RNA - Al-Sadr said on Wednesday that if the bill is passed, Iraq will no longer be a safe place for the US, and its interests will become the target of attacks by the Iraqis who will never accept the “division of their country.”
"We are obliged to lift the freeze on our military wing … and begin hitting US interests in Iraq and outside it,” said Sadr, who once led the powerful Mahdi Army and still enjoys huge influence among the Shia population.
The draft of the US annual defense bill, which was released on April 27 by the House Armed Services Committee, urges the US government to recognize separate Kurdish and Sunni states and provide them with at least 25 percent of the USD-715-million aid money planned to be given to the Iraqi government to help it fight the ISIL terrorist group. The draft bill also says the figure could even amount to 60 percent of the money, about USD 429 million.

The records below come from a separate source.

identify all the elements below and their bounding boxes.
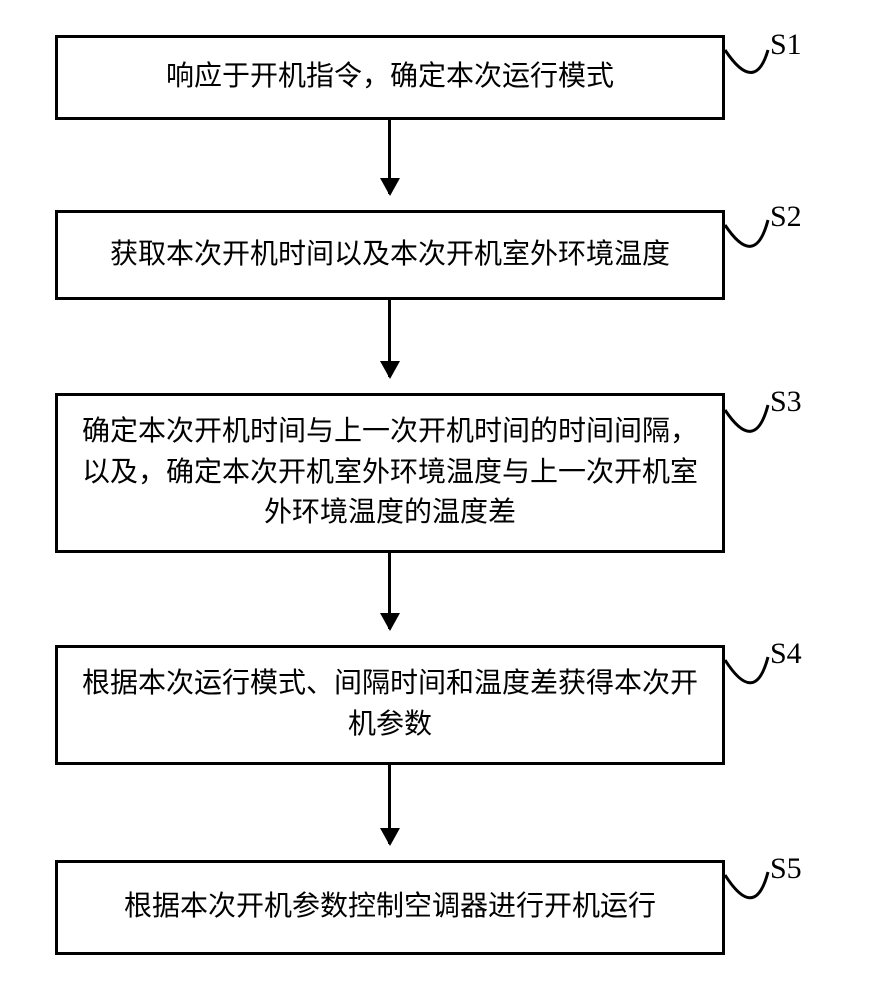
- step-text-s5: 根据本次开机参数控制空调器进行开机运行: [124, 887, 656, 928]
- step-text-s2: 获取本次开机时间以及本次开机室外环境温度: [110, 235, 670, 276]
- step-text-s3: 确定本次开机时间与上一次开机时间的时间间隔，以及，确定本次开机室外环境温度与上一…: [78, 412, 702, 534]
- arrow-2: [388, 300, 391, 377]
- flowchart-container: 响应于开机指令，确定本次运行模式 S1 获取本次开机时间以及本次开机室外环境温度 S2…: [0, 0, 878, 1000]
- arrow-4: [388, 765, 391, 844]
- step-label-s3: S3: [770, 385, 802, 419]
- step-text-s4: 根据本次运行模式、间隔时间和温度差获得本次开机参数: [78, 664, 702, 745]
- step-box-s1: 响应于开机指令，确定本次运行模式: [55, 35, 725, 120]
- step-box-s4: 根据本次运行模式、间隔时间和温度差获得本次开机参数: [55, 645, 725, 765]
- step-box-s3: 确定本次开机时间与上一次开机时间的时间间隔，以及，确定本次开机室外环境温度与上一…: [55, 393, 725, 553]
- step-box-s5: 根据本次开机参数控制空调器进行开机运行: [55, 860, 725, 955]
- step-label-s2: S2: [770, 200, 802, 234]
- arrow-3: [388, 553, 391, 629]
- step-label-s1: S1: [770, 28, 802, 62]
- step-label-s5: S5: [770, 852, 802, 886]
- step-box-s2: 获取本次开机时间以及本次开机室外环境温度: [55, 210, 725, 300]
- step-text-s1: 响应于开机指令，确定本次运行模式: [166, 57, 614, 98]
- arrow-1: [388, 120, 391, 194]
- step-label-s4: S4: [770, 637, 802, 671]
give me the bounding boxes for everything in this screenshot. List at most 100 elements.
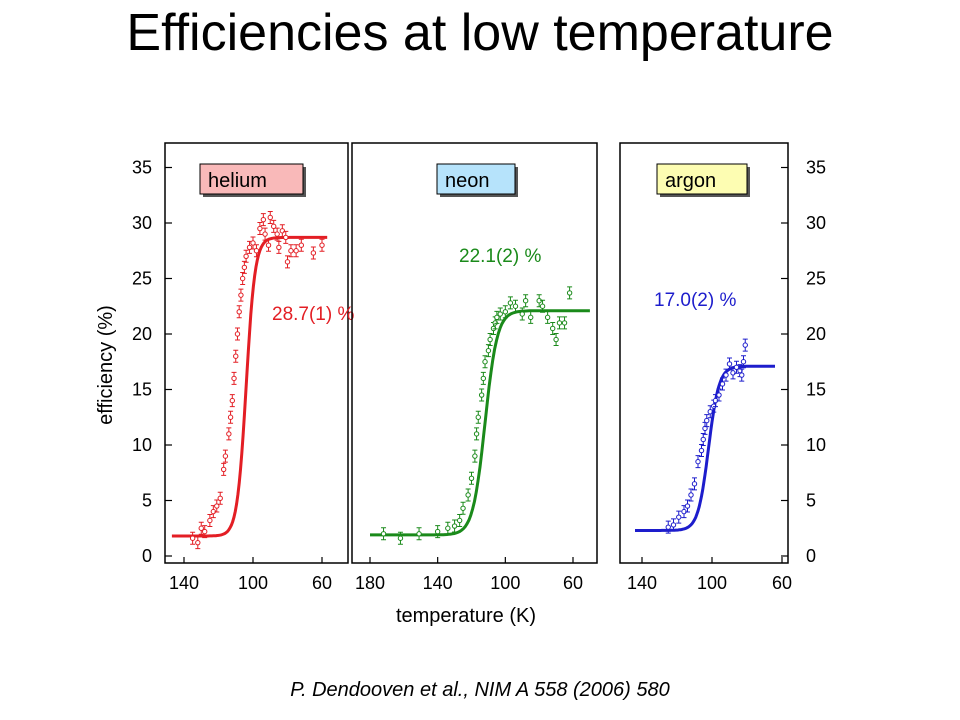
data-point-neon-0 bbox=[380, 531, 387, 537]
data-point-argon-5 bbox=[688, 492, 694, 498]
x-tick-label-neon-180: 180 bbox=[355, 573, 385, 593]
data-point-helium-28 bbox=[267, 214, 273, 221]
data-point-helium-3 bbox=[202, 528, 208, 535]
data-point-helium-10 bbox=[226, 431, 232, 437]
data-point-argon-20 bbox=[733, 364, 740, 370]
data-point-helium-30 bbox=[274, 231, 280, 237]
y-tick-label-left-20: 20 bbox=[132, 324, 152, 344]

The bill mandates that "the Kurdish Peshmerga, the Sunni tribal security forces with a national security mission, and the Iraqi Sunni National Guard be deemed a country,” adding that doing so “would allow these security forces to directly receive assistance from the United States.”
Sadr said such recognition of the Kurds and Sunnis as separate entities and providing them with support would further divide Iraq along the sectarian lines, saying that the decision, if approved, would be the beginning of a huge disaster.
“The Iraqi people must protect their territory through rejecting such statements..., otherwise a disaster will occur,” Sadr said, calling on the Iraqi government and the parliament to show a strong response to the move.
The United States and its allies have been launching coordinated airstrikes against ISIL in northern Iraq since June 2014. However, the coalition has effectively failed to provide the needed support for the central government in Baghdad, which has devoted huge resources to the battle against Takfiris in various parts of the country.
The US has also supported some Sunni and Kurdish politicians who claim that the Iraqi government’s decisions are biased in favor of the country’s Shia population, clearly seeking to sow discord in the country.